In order to accurately depict how to load the Bumble Bear for my short video, it was necessary to use a full roll of film rather than just old backing paper. Now I'll have to take pictures with it.
That night, two solid days of rain began. It paused late in the afternoon of the second day. Despite still being heavily overcast, I put the camera out to capture this wet hosta. It started to rain again shortly after the shutter was opened and I had to carefully wrap the camera with a plastic bag without moving it or covering the pinhole.

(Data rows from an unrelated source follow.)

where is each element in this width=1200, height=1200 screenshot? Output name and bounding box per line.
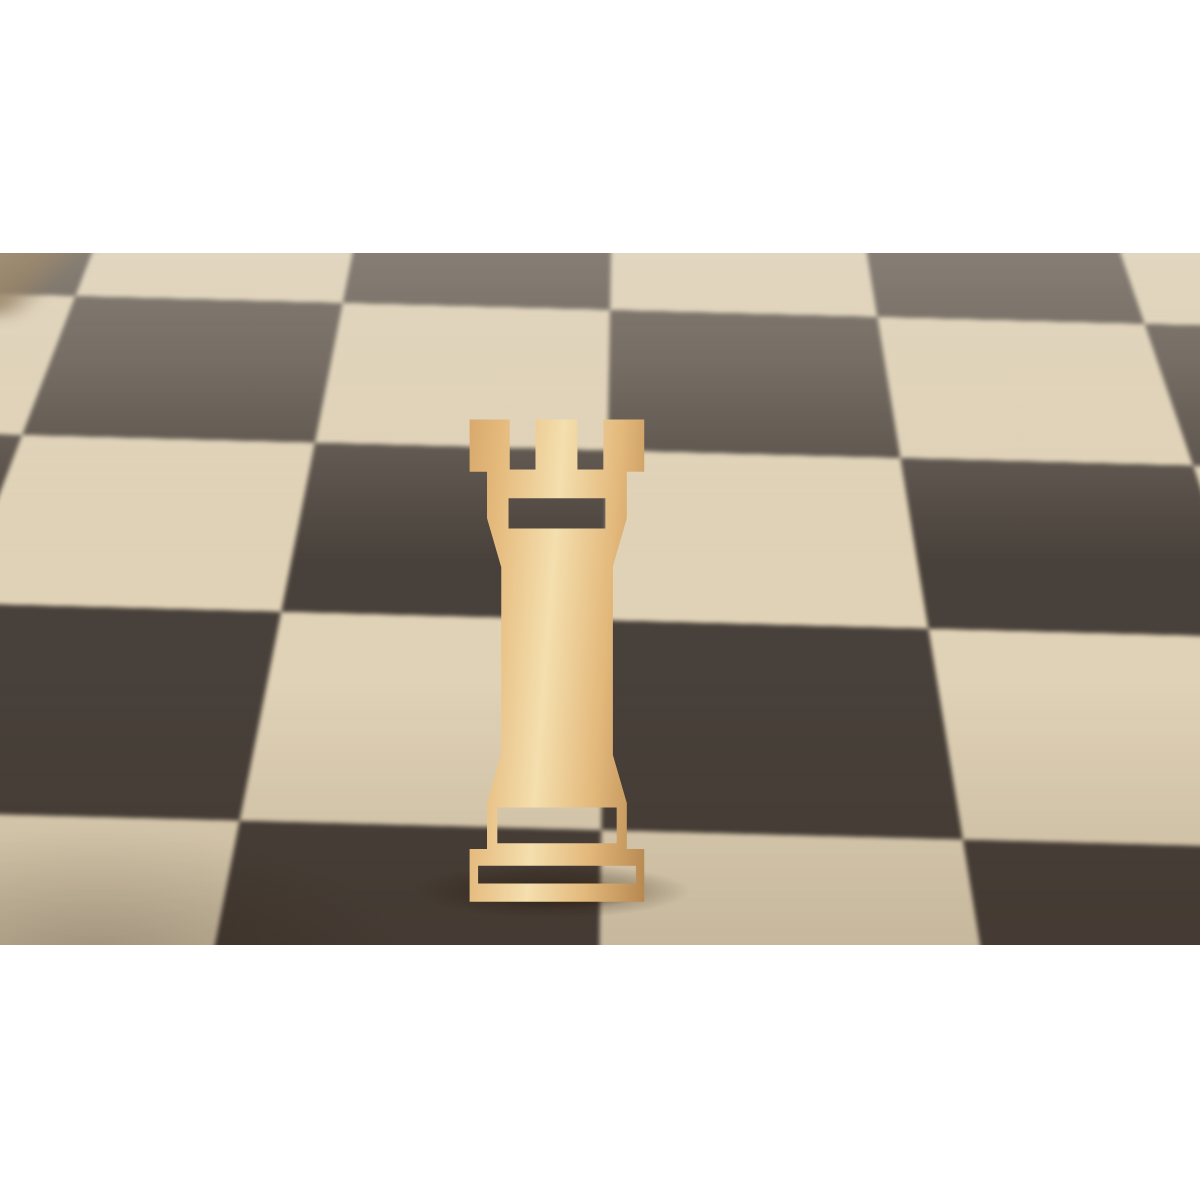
letterbox-top <box>0 0 1200 253</box>
white-rook-piece: ♜ <box>418 288 696 945</box>
photo-area: ♜ <box>0 253 1200 945</box>
screenshot-stage: ♜ <box>0 0 1200 1200</box>
rook-layer: ♜ <box>0 253 1200 945</box>
letterbox-bottom <box>0 945 1200 1200</box>
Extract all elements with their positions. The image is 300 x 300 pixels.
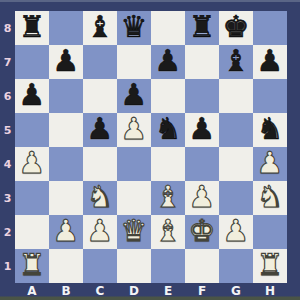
square-h5[interactable]: ♞: [253, 113, 287, 147]
chess-board[interactable]: ♜♝♛♜♚♟♟♝♟♟♟♟♟♞♟♞♟♟♞♝♟♞♟♟♛♝♚♟♜♜: [15, 11, 287, 283]
square-b5[interactable]: [49, 113, 83, 147]
square-d5[interactable]: ♟: [117, 113, 151, 147]
piece-white-pawn[interactable]: ♟: [53, 214, 80, 248]
square-c8[interactable]: ♝: [83, 11, 117, 45]
square-a5[interactable]: [15, 113, 49, 147]
piece-white-knight[interactable]: ♞: [87, 180, 114, 214]
square-a3[interactable]: [15, 181, 49, 215]
square-g4[interactable]: [219, 147, 253, 181]
piece-black-pawn[interactable]: ♟: [121, 78, 148, 112]
rank-label-2: 2: [0, 215, 15, 249]
rank-label-3: 3: [0, 181, 15, 215]
square-e6[interactable]: [151, 79, 185, 113]
square-b6[interactable]: [49, 79, 83, 113]
square-e8[interactable]: [151, 11, 185, 45]
rank-label-8: 8: [0, 11, 15, 45]
piece-black-pawn[interactable]: ♟: [19, 78, 46, 112]
rank-label-7: 7: [0, 45, 15, 79]
piece-white-pawn[interactable]: ♟: [121, 112, 148, 146]
square-f5[interactable]: ♟: [185, 113, 219, 147]
square-c3[interactable]: ♞: [83, 181, 117, 215]
square-c6[interactable]: [83, 79, 117, 113]
square-g1[interactable]: [219, 249, 253, 283]
square-h1[interactable]: ♜: [253, 249, 287, 283]
square-f1[interactable]: [185, 249, 219, 283]
square-e4[interactable]: [151, 147, 185, 181]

Not wanting to tempt the weather anymore, I chose this lovely bouquet of dahlias on the lanai. The exposure measured 20 minutes when I opened the shutter but the clouds thickened again and after about ten minutes it measured roughly the age of the universe. The shutter stayed open for another two hours until it got really dark.
The following morning, it had cleared up and the air was quite calm. The bunnies have been particularly cruel to our cabbages but at least one has prevailed and is forming a head.
We're nearing the end of tomato and crabapple season.
There was still plenty of time for the Fox Valley Photography Group's Macro challenge. These wet habaneros got underexposed a bit.
A dahlia bud was illuminated by a sunbeam.
Heading out on my bike, the stage door stairway to the Leach Amphitheatre was highlighted by the sun coming over the building.
While I was building this camera,
Daphne Schnitzer saw
Joe Van Cleave's Facebook post about
the camera I had sent him. She messaged me that she really liked the camera and would love to have one. I'm not really ready to get in the business of selling cameras, but I asked if she'd like to have this one for the shipping cost. In light of this camera's
future on the Mediterranean coast, I headed over to the closest analog available, the shore of Lake Winnebago.
Looking back along the Ames Point causeway that encloses Miller's Bay.
A sailboat anchored just off the bathing beach in Menomonee Park.
A great oak bending over to seemingly drink from Lake Winnebago.
A classically inspired portico overlooking the Yacht Club harbor.
The screened in porch on that portico for events on warm days in May during Lake Fly season, and in the late summer when the wasps will fight you for your Coke.
The Bumble Bear has a .27mm pinhole on the axis and a .28mm pinhole 15mm above the axis, 45mm from a 6x6cm frame. The film is Ilford FP4+ semi-stand developed in caffenol.